As ebook circulation explodes, so do ways of measuring it. Some libraries retrieve circulation statistics from their vendors, others from their consortia, still others from their downloadable ­materials website. When libraries circulate the whole reading device, usually only the loan of the device and not its individual titles are counted, but the staff of Fayetteville Free Library, NY, bravely survey patrons to see what they have accessed. In some cases, librarians must ­estimate. Says Nancy Simerl, Sherburne Public Library, NY. “We can count specific use of the leased or purchased materials, but we also access Project Gutenberg, which we guess at.”

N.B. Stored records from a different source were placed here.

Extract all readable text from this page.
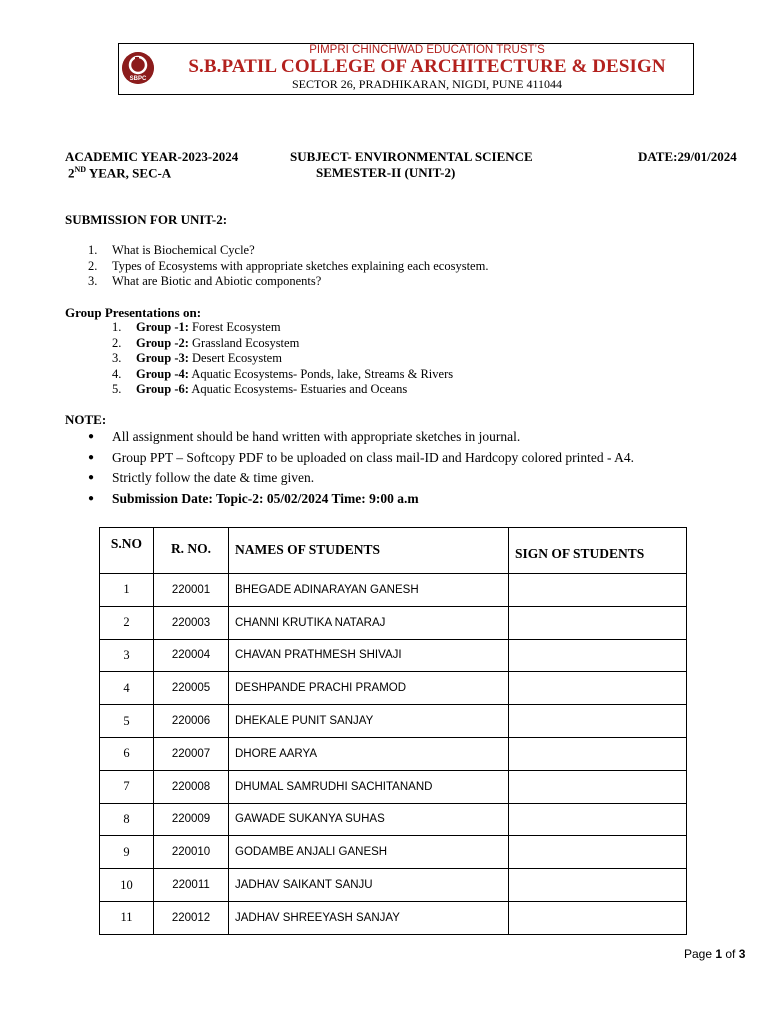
SBPC
PIMPRI CHINCHWAD EDUCATION TRUST’S
S.B.PATIL COLLEGE OF ARCHITECTURE & DESIGN
SECTOR 26, PRADHIKARAN, NIGDI, PUNE 411044
ACADEMIC YEAR-2023-2024
2ND YEAR, SEC-A
SUBJECT- ENVIRONMENTAL SCIENCE
SEMESTER-II (UNIT-2)
DATE:29/01/2024
SUBMISSION FOR UNIT-2:
1. What is Biochemical Cycle?
2. Types of Ecosystems with appropriate sketches explaining each ecosystem.
3. What are Biotic and Abiotic components?
Group Presentations on:
1. Group -1: Forest Ecosystem
2. Group -2: Grassland Ecosystem
3. Group -3: Desert Ecosystem
4. Group -4: Aquatic Ecosystems- Ponds, lake, Streams & Rivers
5. Group -6: Aquatic Ecosystems- Estuaries and Oceans
NOTE:
● All assignment should be hand written with appropriate sketches in journal.
● Group PPT – Softcopy PDF to be uploaded on class mail-ID and Hardcopy colored printed - A4.
● Strictly follow the date & time given.
● Submission Date: Topic-2: 05/02/2024 Time: 9:00 a.m
S.NO	R. NO.	NAMES OF STUDENTS	SIGN OF STUDENTS
1	220001	BHEGADE ADINARAYAN GANESH	
2	220003	CHANNI KRUTIKA NATARAJ	
3	220004	CHAVAN PRATHMESH SHIVAJI	
4	220005	DESHPANDE PRACHI PRAMOD	
5	220006	DHEKALE PUNIT SANJAY	
6	220007	DHORE AARYA	
7	220008	DHUMAL SAMRUDHI SACHITANAND	
8	220009	GAWADE SUKANYA SUHAS	
9	220010	GODAMBE ANJALI GANESH	
10	220011	JADHAV SAIKANT SANJU	
11	220012	JADHAV SHREEYASH SANJAY	
Page 1 of 3
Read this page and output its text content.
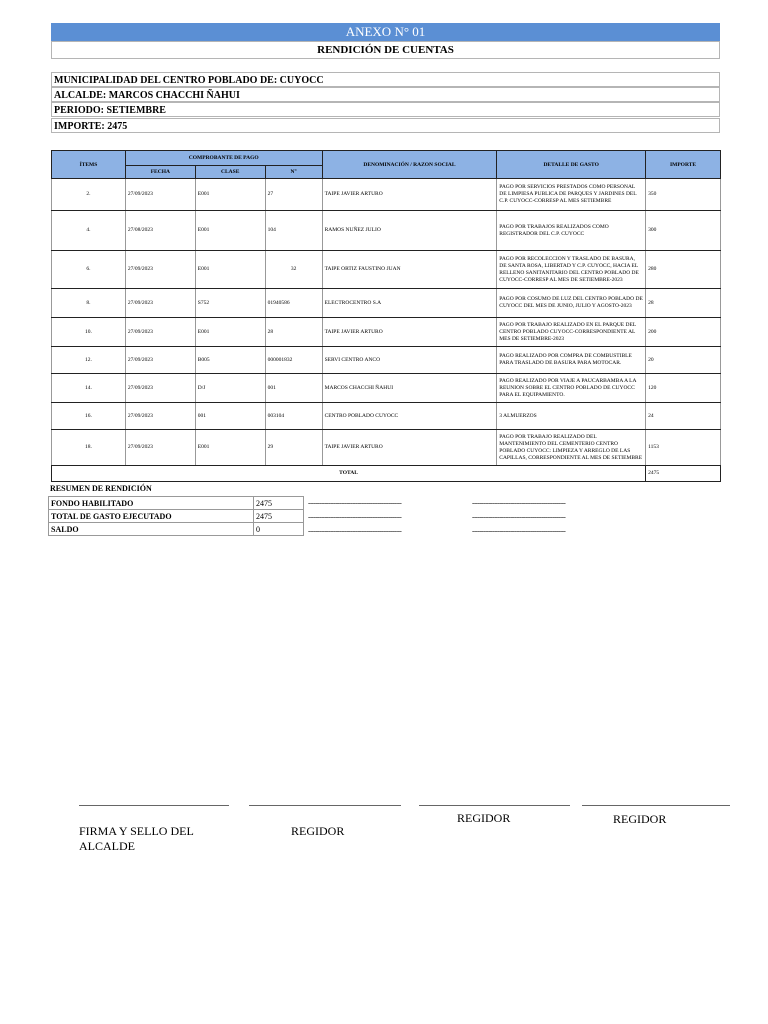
ANEXO N° 01
RENDICIÓN DE CUENTAS
MUNICIPALIDAD DEL CENTRO POBLADO DE: CUYOCC
ALCALDE: MARCOS CHACCHI ÑAHUI
PERIODO: SETIEMBRE
IMPORTE: 2475
ÍTEMS	COMPROBANTE DE PAGO			DENOMINACIÓN / RAZON SOCIAL	DETALLE DE GASTO	IMPORTE
	FECHA	CLASE	N°			
2.	27/09/2023	E001	27	TAIPE JAVIER ARTURO	PAGO POR SERVICIOS PRESTADOS COMO PERSONAL DE LIMPIESA PUBLICA DE PARQUES Y JARDINES DEL C.P. CUYOCC-CORRESP AL MES SETIEMBRE	350
4.	27/08/2023	E001	104	RAMOS NUÑEZ JULIO	PAGO POR TRABAJOS REALIZADOS COMO REGISTRADOR DEL C.P. CUYOCC	300
6.	27/09/2023	E001	32	TAIPE ORTIZ FAUSTINO JUAN	PAGO POR RECOLECCION Y TRASLADO DE BASURA, DE SANTA ROSA, LIBERTAD Y C.P. CUYOCC, HACIA EL RELLENO SANITANITARIO DEL CENTRO POBLADO DE CUYOCC-CORRESP AL MES DE SETIEMBRE-2023	280
8.	27/09/2023	S752	01940586	ELECTROCENTRO S.A	PAGO POR COSUMO DE LUZ DEL CENTRO POBLADO DE CUYOCC DEL MES DE JUNIO, JULIO Y AGOSTO-2023	28
10.	27/09/2023	E001	28	TAIPE JAVIER ARTURO	PAGO POR TRABAJO REALIZADO EN EL PARQUE DEL CENTRO POBLADO CUYOCC-CORRESPONDIENTE AL MES DE SETIEMBRE-2023	200
12.	27/09/2023	B005	000001832	SERVI CENTRO ANCO	PAGO REALIZADO POR COMPRA DE COMBUSTIBLE PARA TRASLADO DE BASURA PARA MOTOCAR.	20
14.	27/09/2023	D/J	001	MARCOS CHACCHI ÑAHUI	PAGO REALIZADO POR VIAJE A PAUCARBAMBA A LA REUNION SOBRE EL CENTRO POBLADO DE CUYOCC PARA EL EQUIPAMIENTO.	120
16.	27/09/2023	001	003104	CENTRO POBLADO CUYOCC	3 ALMUERZOS	24
18.	27/09/2023	E001	29	TAIPE JAVIER ARTURO	PAGO POR TRABAJO REALIZADO DEL MANTENIMIENTO DEL CEMENTERIO CENTRO POBLADO CUYOCC: LIMPIEZA Y ARREGLO DE LAS CAPILLAS, CORRESPONDIENTE AL MES DE SETIEMBRE	1153
TOTAL						2475
RESUMEN DE RENDICIÓN
FONDO HABILITADO	2475
TOTAL DE GASTO EJECUTADO	2475
SALDO	0
---------------------------------------------------
---------------------------------------------------
---------------------------------------------------
---------------------------------------------------
---------------------------------------------------
---------------------------------------------------
FIRMA Y SELLO DEL
ALCALDE
REGIDOR
REGIDOR	REGIDOR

The means of reporting ebook circ statistics are as diverse as the means of collecting them. Many libraries do combine ebook circulation with book circulation to get one big number, but others still report them separately. Still others report ebook circulation with media like audiobooks. At Sno-Isle, it gets complicated. Says Messenger, “We report 3M circ in a separate line but as part of our circulation; OverDrive data reports as download activity.”

However it is measured, ebook circulation is virtually certain to go up in the foreseeable future. That will inevitably bring further shifts in the materials budget. Will ebooks pull funding from books and/or audiobooks? Will DVD/Blu-ray circulation and expenditures be slowed by the Netflix roadblock or by debuting library streaming services? Will nonfiction steal some thunder from fiction? Tune in to next year’s survey to find out.